The integration of social media into higher education is having a significant impact on learning and teaching. There are six main types of social media listed within this chapter: social networks, bookmarking sites, social news services, media-sharing websites, microblogging, and blogs themselves (Schuh, Jones, &Torres, 2017). In a university setting, social media can be incredibly useful when it comes to reaching out and engaging with students. It’s a less formal way for Student Affairs/ Services (SAS) to communicate, showing students a more personal side while improving the campus community relationship (Anderson, 2017). Social media as being an interactive method of learning about culture, knowledge and relationships and SAS can learn to use this to their advantage. There are many insights that they can gain through the interactive nature of social media. It is important that we understand that social networks are rather connections of people who can ultimately work together, the benefits are more likely to come to the surface (Anderson, 2017). SAS professionals need to understand how the technologies around them are being used by students in terms of what is normative and beneficial and how some technologies can and do hurt the students (Schuh, Jones, &Torres, 2017). I believe that if SAS combine the idea of social networks with social media, we can see the greatest benefits possible on all accounts. At my HE institution, the student affairs staff created a social media Facebook group for current students geographically separated by COVID-19 campus closures, allowing them to talk to and support each other. The SAS staff overseeing the group would only interject if a question came up that no students could answer. They can get them to use Facebook, Twitter or WhatsApp to raise questions they didn’t get the chance to in class. It is important for SAS professionals to understand the difference between social media and social networking.

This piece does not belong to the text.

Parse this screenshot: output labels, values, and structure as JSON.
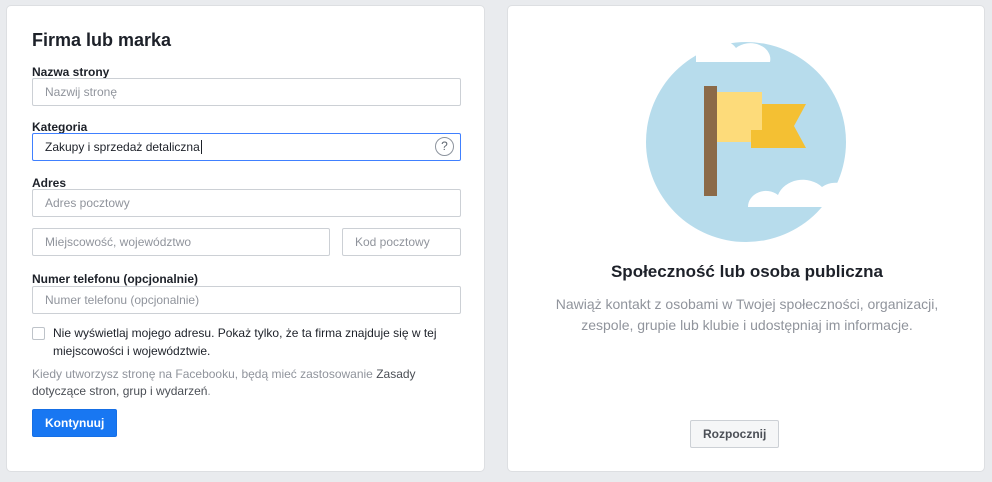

I think whether social media impacts students’ community can depend on what they are using it for. All of the aspects about social media are not positive; however, if students are approached from an adult normative perspective instead of the youth normative perspective, student affairs educators will be unable to communicate with the students effectively, their overarching goal should be to help students with the positive aspects of technology while minimizing the negative impacts (Schuh, Jones, &Torres, 2017). When students learn how to use social media to their advantage, it can enhance their learning, however if they are using social media as a means to getting quick answers or distractions, their learning can be compromised by the media. Although information is readily available online, it doesn’t mean that that information is correct, and it is important that using it responsibly when using social media (Anderson, 2017). I believe that social media creates opportunity educationally, this Canvas discussion post can even be considered social media in some way. I am for social media because although it can be distracting, it allows students to communicate with other students all over the campus community about different educational topics.



Anderson, T. (2017, September). How communities of inquiry drive teaching and learning in the digital age. Retrieved from https://teachonline.ca/sites/default/files/pdf/enewsletters/how_communities_of_inquiry_drive_teaching_and_learning_in_the_digital.pdf

(Links to an external site.)


Schuh, John H., Susan R. Jones, and. Vasti Torres, 2017. Student Services: A Handbook for the Profession. 6th ed. San Francisco: Jossey-Bass, 2017.